Prabowo Klaim 60 Juta Orang Terima MBG Lima Kali Seminggu
Masih dalam forum yang sama di Cilacap, Prabowo juga menyoroti program Makan Bergizi Gratis (MBG). Ia menyebut banyak negara kini datang belajar ke Indonesia karena pemerintah diklaim mampu menjangkau lebih dari 60 juta penerima manfaat setiap pekan.
Baca Juga:
“Banyak negara, sekarang belajar MBG ke kita. Karena, dimana ada negara, bisa memberi makan lebih 60 juta orang, lima kali seminggu? Dari ibu hamil hingga lansia yang tidak berdaya, kita antar makanannya,” ujar Prabowo.

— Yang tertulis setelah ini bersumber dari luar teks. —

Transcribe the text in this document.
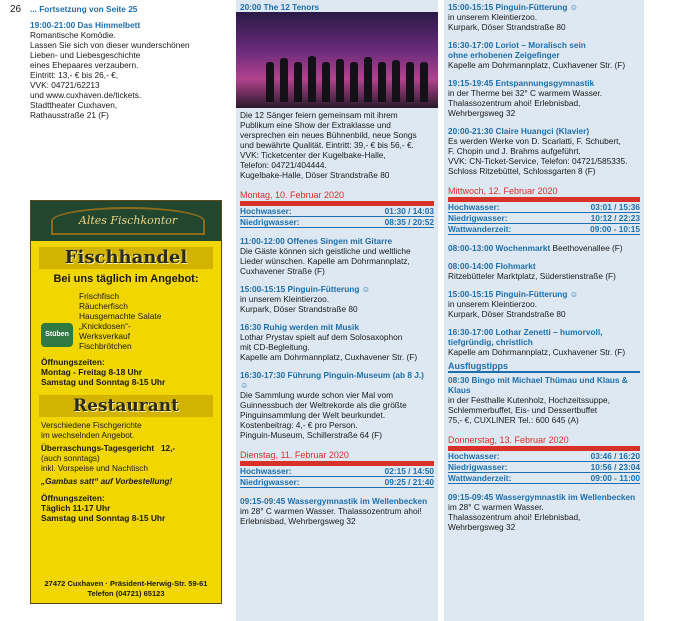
26 ... Fortsetzung von Seite 25

19:00-21:00 Das Himmelbett

Romantische Komödie.

Lassen Sie sich von dieser wunderschönen

Lieben- und Liebesgeschichte

eines Ehepaares verzaubern.

Eintritt: 13,- € bis 26,- €,

VVK: 04721/62213

und www.cuxhaven.de/tickets.

Stadttheater Cuxhaven,

Rathausstraße 21 (F)

Altes Fischkontor
Fischhandel
Bei uns täglich im Angebot:
Stüben
Frischfisch
Räucherfisch
Hausgemachte Salate
„Knickdosen“-
Werksverkauf
Fischbrötchen
Öffnungszeiten:
Montag - Freitag 8-18 Uhr
Samstag und Sonntag 8-15 Uhr
Restaurant
Verschiedene Fischgerichte
im wechselnden Angebot.
Überraschungs-Tagesgericht   12,-
(auch sonntags)
inkl. Vorspeise und Nachtisch
„Gambas satt“ auf Vorbestellung!
Öffnungszeiten:
Täglich 11-17 Uhr
Samstag und Sonntag 8-15 Uhr
27472 Cuxhaven · Präsident-Herwig-Str. 59-61
Telefon (04721) 65123

20:00 The 12 Tenors

Die 12 Sänger feiern gemeinsam mit ihrem

Publikum eine Show der Extraklasse und

versprechen ein neues Bühnenbild, neue Songs

und bewährte Qualität. Eintritt: 39,- € bis 56,- €.

VVK: Ticketcenter der Kugelbake-Halle,

Telefon: 04721/404444.

Kugelbake-Halle, Döser Strandstraße 80

Montag, 10. Februar 2020
Hochwasser:	01:30 / 14:03
Niedrigwasser:	08:35 / 20:52

11:00-12:00 Offenes Singen mit Gitarre

Die Gäste können sich geistliche und weltliche

Lieder wünschen. Kapelle am Dohrmannplatz,

Cuxhavener Straße (F)

15:00-15:15 Pinguin-Fütterung ☺

in unserem Kleintierzoo.

Kurpark, Döser Strandstraße 80

16:30 Ruhig werden mit Musik

Lothar Prystav spielt auf dem Solosaxophon

mit CD-Begleitung.

Kapelle am Dohrmannplatz, Cuxhavener Str. (F)

16:30-17:30 Führung Pinguin-Museum (ab 8 J.) ☺

Die Sammlung wurde schon vier Mal vom

Guinnessbuch der Weltrekorde als die größte

Pinguinsammlung der Welt beurkundet.

Kostenbeitrag: 4,- € pro Person.

Pinguin-Museum, Schillerstraße 64 (F)

Dienstag, 11. Februar 2020
Hochwasser:	02:15 / 14:50
Niedrigwasser:	09:25 / 21:40

09:15-09:45 Wassergymnastik im Wellenbecken

im 28° C warmen Wasser. Thalassozentrum ahoi!

Erlebnisbad, Wehrbergsweg 32

15:00-15:15 Pinguin-Fütterung ☺

in unserem Kleintierzoo.

Kurpark, Döser Strandstraße 80

16:30-17:00 Loriot – Moralisch sein

ohne erhobenen Zeigefinger

Kapelle am Dohrmannplatz, Cuxhavener Str. (F)

19:15-19:45 Entspannungsgymnastik

in der Therme bei 32° C warmem Wasser.

Thalassozentrum ahoi! Erlebnisbad,

Wehrbergsweg 32

20:00-21:30 Claire Huangci (Klavier)

Es werden Werke von D. Scarlatti, F. Schubert,

F. Chopin und J. Brahms aufgeführt.

VVK: CN-Ticket-Service, Telefon: 04721/585335.

Schloss Ritzebüttel, Schlossgarten 8 (F)

Mittwoch, 12. Februar 2020
Hochwasser:	03:01 / 15:36
Niedrigwasser:	10:12 / 22:23
Wattwanderzeit:	09:00 - 10:15

08:00-13:00 Wochenmarkt Beethovenallee (F)

08:00-14:00 Flohmarkt

Ritzebütteler Marktplatz, Süderstienstraße (F)

15:00-15:15 Pinguin-Fütterung ☺

in unserem Kleintierzoo.

Kurpark, Döser Strandstraße 80

16:30-17:00 Lothar Zenetti – humorvoll,

tiefgründig, christlich

Kapelle am Dohrmannplatz, Cuxhavener Str. (F)

Ausflugstipps

08:30 Bingo mit Michael Thümau und Klaus & Klaus

in der Festhalle Kutenholz, Hochzeitssuppe,

Schlemmerbuffet, Eis- und Dessertbuffet

75,- €, CUXLINER Tel.: 600 645 (A)

Donnerstag, 13. Februar 2020
Hochwasser:	03:46 / 16:20
Niedrigwasser:	10:56 / 23:04
Wattwanderzeit:	09:00 - 11:00

09:15-09:45 Wassergymnastik im Wellenbecken

im 28° C warmen Wasser.

Thalassozentrum ahoi! Erlebnisbad,

Wehrbergsweg 32
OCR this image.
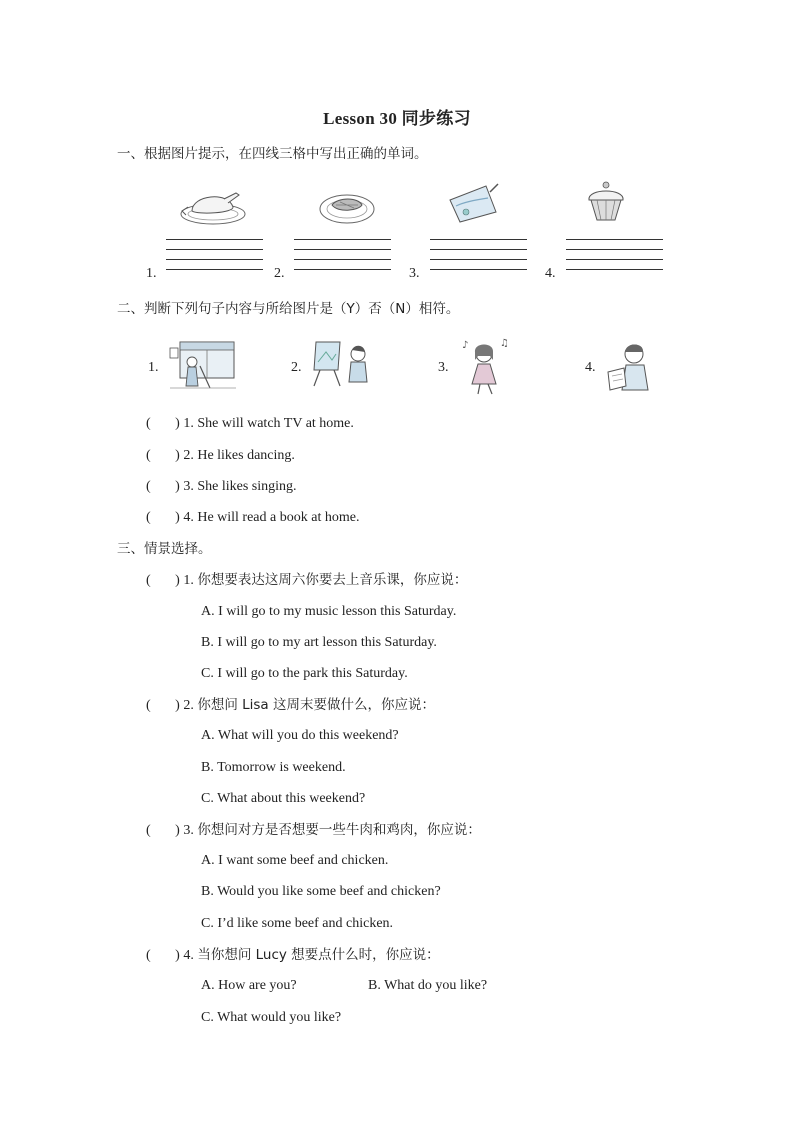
Lesson 30 同步练习
一、根据图片提示，在四线三格中写出正确的单词。
1.	2.	3.	4.
二、判断下列句子内容与所给图片是（Y）否（N）相符。
1.	2.	3.
♪	♫
4.
(       ) 1. She will watch TV at home.
(       ) 2. He likes dancing.
(       ) 3. She likes singing.
(       ) 4. He will read a book at home.
三、情景选择。
(       ) 1. 你想要表达这周六你要去上音乐课，你应说：
A. I will go to my music lesson this Saturday.
B. I will go to my art lesson this Saturday.
C. I will go to the park this Saturday.
(       ) 2. 你想问 Lisa 这周末要做什么，你应说：
A. What will you do this weekend?
B. Tomorrow is weekend.
C. What about this weekend?
(       ) 3. 你想问对方是否想要一些牛肉和鸡肉，你应说：
A. I want some beef and chicken.
B. Would you like some beef and chicken?
C. I’d like some beef and chicken.
(       ) 4. 当你想问 Lucy 想要点什么时，你应说：
A. How are you?	B. What do you like?
C. What would you like?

Yusril Usulkan Ambang Batas Parlemen Mengacu pada 13 Komisi DPR
Dari Jakarta, Menteri Koordinator Bidang Hukum, HAM, Imigrasi, dan Pemasyarakatan Yusril Ihza Mahendra mengusulkan formula baru untuk ambang batas parlemen. Ia menyarankan agar jumlah komisi di DPR RI dijadikan patokan bagi partai politik untuk bisa menempatkan wakilnya di parlemen dan membentuk fraksi.
Dengan 13 komisi yang kini beroperasi di DPR RI, setiap partai peserta pemilu legislatif minimal harus meraih 13 kursi untuk bisa masuk parlemen. Yusril menyampaikan usul ini usai menghadiri acara Bimbingan Teknis Anggota DPRD di Jakarta.
“Misalnya, yang dijadikan acuan adalah sebenarnya berapa komisi yang ada di DPR. Nah itu kan sekarang diatur dalam tata tertib, seyogyanya diatur dalam Undang-Undang,” kata Yusril.
DPR Minta Pemerintah Tindak Tegas ‘Taksi Hijau’ Usai Kecelakaan Kereta di Bekasi
Rentetan kejadian di hari yang sama juga mencakup desakan dari Senayan. Anggota Komisi VI DPR RI Kawendra Lukistian meminta pemerintah mengambil tindakan tegas terhadap perusahaan Green SM, yang dikenal publik sebagai “taksi hijau”, menyusul kecelakaan kereta api di Bekasi, Jawa Barat, yang menewaskan belasan orang.
Kawendra menduga kendaraan taksi tersebut menjadi pemicu awal rangkaian kecelakaan beruntun itu. Ia mengingatkan bahwa perjalanan panjang transformasi layanan kereta api tidak seharusnya hancur akibat kelalaian pihak di luar operator kereta.
“Ini bukan sekadar insiden tunggal, sudah beberapa kali terhenti di perlintasan kereta api,” tegasnya.
Berbagai pernyataan dari pemerintah dan DPR pada Rabu (29/4) itu mencerminkan dua sisi dinamika politik nasional: tekanan dari atas soal loyalitas birokrasi, dan tekanan dari bawah soal akuntabilitas keselamatan publik. Publik kini menunggu respons konkret pemerintah atas desakan penindakan taksi hijau, sekaligus melihat sejauh mana ultimatum Prabowo berdampak pada perombakan di lingkaran birokrasi.